Roma, 15 febbraio 2021 - Il potere logora chi non ce l’ha, diceva Andreotti. Ma a volte anche una vittoria eclatante come quella del centrodestra nelle regionali di Lazio e Lombardia non significa che per la Meloni, da ora in poi, sarà tutto un cammino in discesa. E’ vero che il risultato delle elezioni, al di là di ogni più rosea aspettativa, è stato interpretato come una sorta di test-fiducia sui primi cento giorni del governo. E la vulgata che gira dalle parti di Palazzo Chigi è che il risultato ha rafforzato anche la maggioranza. A sorpresa, poi, come una ciliegina sulla torta, arriva perfino il viatico del segretario uscente del Pd, Enrico Letta, che con il New York Times si spinge perfino a fare i complimenti alla premier: "E’ stata migliore di quanto ci aspettassimo sulle questioni economiche e finanziarie. La realtà è che lei è forte. E’ in piena luna di miele, senza un’alternativa all’interno della maggioranza e con l’opposizione divisa". Tutto bene, allora. In realtà, dietro le quinte, non mancano i problemi e i distinguo. Tanto che la premier ha già messo in campo un vero e proprio crono-programma per blindare il cammino dell’esecutivo. Non sarà facile perché dalla giustizia alla politica estera, dal fisco alle pensioni, fino alla Rai, le diverse anime del "destra-centro" si faranno sicuramente sentire.
La prima "emergenza" è la politica estera. Il caso è scoppiato dopo le dichiarazioni di Berlusconi su Zelensky all’uscita dal seggio: "Bastava che cessasse di attaccare le due Repubbliche autonome del Donbass e questo non sarebbe accaduto, quindi giudico molto negativamente il comportamento di questo signore". Parole che ieri sono state duramente contestate anche dal Ppe. Ed hanno creato problemi alla Meloni, alla vigilia della missione a Kiev programmata entro una decina di giorni. Ieri, il Cavaliere, ha voluto battere un colpo, ribadendo che Forza italia resta una forma numericamente e politicamente rilevante. Un messaggio indiretto a chi nell’inner circle della Meloni vorrebbe spingere per archiviare la lunga stagione del Cavaliere, magari puntando tutte le carte sul ministro degli Esteri, Antonio Taiani.

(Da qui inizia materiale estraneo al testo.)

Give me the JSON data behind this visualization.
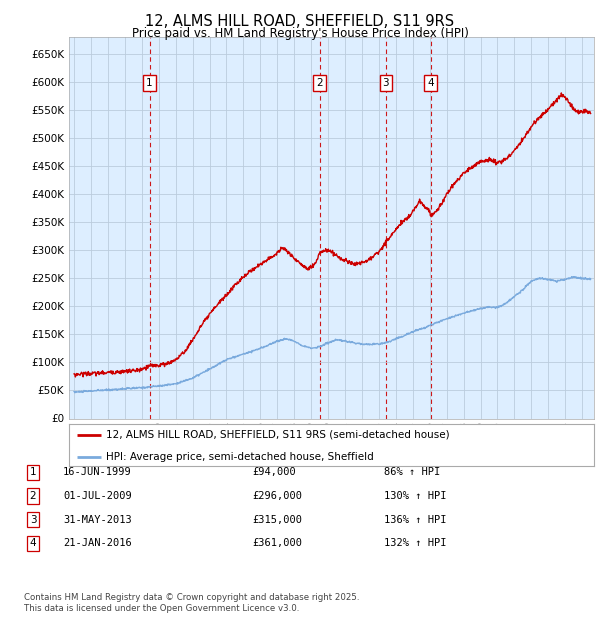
{
  "title": "12, ALMS HILL ROAD, SHEFFIELD, S11 9RS",
  "subtitle": "Price paid vs. HM Land Registry's House Price Index (HPI)",
  "legend_line1": "12, ALMS HILL ROAD, SHEFFIELD, S11 9RS (semi-detached house)",
  "legend_line2": "HPI: Average price, semi-detached house, Sheffield",
  "footer": "Contains HM Land Registry data © Crown copyright and database right 2025.\nThis data is licensed under the Open Government Licence v3.0.",
  "transactions": [
    {
      "num": 1,
      "date": "16-JUN-1999",
      "price": "£94,000",
      "hpi_pct": "86% ↑ HPI",
      "year": 1999.46
    },
    {
      "num": 2,
      "date": "01-JUL-2009",
      "price": "£296,000",
      "hpi_pct": "130% ↑ HPI",
      "year": 2009.5
    },
    {
      "num": 3,
      "date": "31-MAY-2013",
      "price": "£315,000",
      "hpi_pct": "136% ↑ HPI",
      "year": 2013.41
    },
    {
      "num": 4,
      "date": "21-JAN-2016",
      "price": "£361,000",
      "hpi_pct": "132% ↑ HPI",
      "year": 2016.05
    }
  ],
  "ylim": [
    0,
    680000
  ],
  "yticks": [
    0,
    50000,
    100000,
    150000,
    200000,
    250000,
    300000,
    350000,
    400000,
    450000,
    500000,
    550000,
    600000,
    650000
  ],
  "xlim_start": 1994.7,
  "xlim_end": 2025.7,
  "xticks": [
    1995,
    1996,
    1997,
    1998,
    1999,
    2000,
    2001,
    2002,
    2003,
    2004,
    2005,
    2006,
    2007,
    2008,
    2009,
    2010,
    2011,
    2012,
    2013,
    2014,
    2015,
    2016,
    2017,
    2018,
    2019,
    2020,
    2021,
    2022,
    2023,
    2024,
    2025
  ],
  "red_line_color": "#cc0000",
  "blue_line_color": "#7aaadd",
  "bg_color": "#ddeeff",
  "plot_bg": "#ffffff",
  "grid_color": "#bbccdd",
  "vline_color": "#cc0000",
  "box_color": "#cc0000",
  "hpi_anchors": [
    [
      1995.0,
      47000
    ],
    [
      1996.0,
      49000
    ],
    [
      1997.0,
      51000
    ],
    [
      1998.0,
      53000
    ],
    [
      1999.0,
      55000
    ],
    [
      2000.0,
      58000
    ],
    [
      2001.0,
      62000
    ],
    [
      2002.0,
      72000
    ],
    [
      2003.0,
      88000
    ],
    [
      2004.0,
      105000
    ],
    [
      2005.0,
      115000
    ],
    [
      2006.0,
      125000
    ],
    [
      2007.0,
      138000
    ],
    [
      2007.5,
      142000
    ],
    [
      2008.0,
      138000
    ],
    [
      2008.5,
      130000
    ],
    [
      2009.0,
      125000
    ],
    [
      2009.5,
      128000
    ],
    [
      2010.0,
      135000
    ],
    [
      2010.5,
      140000
    ],
    [
      2011.0,
      138000
    ],
    [
      2011.5,
      135000
    ],
    [
      2012.0,
      133000
    ],
    [
      2012.5,
      132000
    ],
    [
      2013.0,
      133000
    ],
    [
      2013.5,
      136000
    ],
    [
      2014.0,
      142000
    ],
    [
      2014.5,
      148000
    ],
    [
      2015.0,
      155000
    ],
    [
      2015.5,
      160000
    ],
    [
      2016.0,
      166000
    ],
    [
      2016.5,
      172000
    ],
    [
      2017.0,
      178000
    ],
    [
      2017.5,
      183000
    ],
    [
      2018.0,
      188000
    ],
    [
      2018.5,
      192000
    ],
    [
      2019.0,
      196000
    ],
    [
      2019.5,
      199000
    ],
    [
      2020.0,
      198000
    ],
    [
      2020.5,
      205000
    ],
    [
      2021.0,
      218000
    ],
    [
      2021.5,
      230000
    ],
    [
      2022.0,
      245000
    ],
    [
      2022.5,
      250000
    ],
    [
      2023.0,
      248000
    ],
    [
      2023.5,
      245000
    ],
    [
      2024.0,
      248000
    ],
    [
      2024.5,
      252000
    ],
    [
      2025.0,
      250000
    ],
    [
      2025.5,
      248000
    ]
  ],
  "price_anchors": [
    [
      1995.0,
      78000
    ],
    [
      1995.5,
      80000
    ],
    [
      1996.0,
      80000
    ],
    [
      1996.5,
      81000
    ],
    [
      1997.0,
      82000
    ],
    [
      1997.5,
      83000
    ],
    [
      1998.0,
      84000
    ],
    [
      1998.5,
      85000
    ],
    [
      1999.0,
      87000
    ],
    [
      1999.46,
      94000
    ],
    [
      2000.0,
      95000
    ],
    [
      2000.5,
      98000
    ],
    [
      2001.0,
      105000
    ],
    [
      2001.5,
      118000
    ],
    [
      2002.0,
      140000
    ],
    [
      2002.5,
      165000
    ],
    [
      2003.0,
      185000
    ],
    [
      2003.5,
      205000
    ],
    [
      2004.0,
      220000
    ],
    [
      2004.5,
      238000
    ],
    [
      2005.0,
      252000
    ],
    [
      2005.5,
      265000
    ],
    [
      2006.0,
      275000
    ],
    [
      2006.5,
      285000
    ],
    [
      2007.0,
      295000
    ],
    [
      2007.3,
      305000
    ],
    [
      2007.5,
      300000
    ],
    [
      2007.8,
      292000
    ],
    [
      2008.0,
      285000
    ],
    [
      2008.3,
      278000
    ],
    [
      2008.7,
      268000
    ],
    [
      2009.0,
      270000
    ],
    [
      2009.3,
      278000
    ],
    [
      2009.5,
      296000
    ],
    [
      2009.7,
      298000
    ],
    [
      2010.0,
      300000
    ],
    [
      2010.3,
      295000
    ],
    [
      2010.7,
      286000
    ],
    [
      2011.0,
      282000
    ],
    [
      2011.3,
      278000
    ],
    [
      2011.7,
      275000
    ],
    [
      2012.0,
      278000
    ],
    [
      2012.5,
      285000
    ],
    [
      2013.0,
      298000
    ],
    [
      2013.2,
      305000
    ],
    [
      2013.41,
      315000
    ],
    [
      2013.7,
      325000
    ],
    [
      2014.0,
      338000
    ],
    [
      2014.3,
      348000
    ],
    [
      2014.7,
      358000
    ],
    [
      2015.0,
      370000
    ],
    [
      2015.2,
      378000
    ],
    [
      2015.4,
      388000
    ],
    [
      2015.6,
      382000
    ],
    [
      2015.8,
      375000
    ],
    [
      2016.0,
      370000
    ],
    [
      2016.05,
      361000
    ],
    [
      2016.3,
      368000
    ],
    [
      2016.7,
      382000
    ],
    [
      2017.0,
      400000
    ],
    [
      2017.5,
      420000
    ],
    [
      2018.0,
      438000
    ],
    [
      2018.5,
      448000
    ],
    [
      2019.0,
      458000
    ],
    [
      2019.5,
      462000
    ],
    [
      2020.0,
      455000
    ],
    [
      2020.5,
      462000
    ],
    [
      2021.0,
      478000
    ],
    [
      2021.5,
      498000
    ],
    [
      2022.0,
      520000
    ],
    [
      2022.5,
      538000
    ],
    [
      2023.0,
      552000
    ],
    [
      2023.3,
      562000
    ],
    [
      2023.6,
      572000
    ],
    [
      2023.8,
      578000
    ],
    [
      2024.0,
      572000
    ],
    [
      2024.3,
      560000
    ],
    [
      2024.6,
      548000
    ],
    [
      2024.9,
      545000
    ],
    [
      2025.2,
      548000
    ],
    [
      2025.5,
      545000
    ]
  ]
}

L’altro grande tema divisivo resta quello della giustizia. Neanche il tempo per brindare alla vittoria delle elezioni che Fi, Lega e Terzo Polo si presentano uniti per accelerare su una delle riforme cardine del programma della maggioranza, la separazione delle carriere dei magistrati. Per ora, all’appello manca ancora FdI che, con il presidente della Commissione Giustizia della Camera, Ciro Maschio, spiega di voler attendere ancora un po’. Mettere ora in campo il singolo ddl, senza "accompagnarlo con una riforma più organica dell’intero processo penale" che necessiterà comunque di essere modificato alla luce della separazione delle carriere, sarebbe un intervento a metà. Così, FdI preferisce attendere che Nordio cali le sue carte sulla complessiva riforma penale, prima di schierarsi con il resto del centrodestra. Del resto, fin dalla cattura di Messina Denaro, la Meloni ha ordinato ai suoi di non continuare ad attaccare i magistrati. E l’arresto del boss ha mostrato che le intercettazioni, altro tasto delicato della riforma Nordio, sono uno strumento indispensabile alla lotta alla criminalità organizzata.
C’è poi il grande tema della riforma dello Stato, a cominciare dalla versione aggiornata del federalismo in salsa leghista, quella dell’autonomia differenziata. Un cavallo di battaglia di Salvini e dei governatori del Nord che rischia però creare nuovi solchi nella maggioranza, con i colpi di freno di Fdi preoccupati per l’effetto che le nuove regole potrebbero avere sull’elettorato del Sud. Così come il presidenzialismo, con tutte le sue varianti. Infine, il fronte Rai, con l’assedio leghista all’Ad, Fuortes. Ieri, ad infuocare il fronte è stato proprio il leader del Carroccio, Matteo Salvini, che ha rilanciato un vecchio cavallo di battaglia: "Non si capisce perché Mediaset è gratis e la Rai no. Bisogna togliere il canone dalla bolletta e lavorare per ridurlo, abbassarlo o, come in altri Paesi europei, per eliminarlo".
Insomma, a giudizio del vicepresidente del Consiglio, ‘va ripensato profondamente il ruolo del servizio pubblicò. Ad aver irritato particolarmente il leader della Lega sarebbe stato il compenso, a suo giudizio eccessivo, versato a Roberto Benigni per l’esibizione sulla Costituzione. Una bordata che arriva proprio a ridosso della nuova tornata di nomine.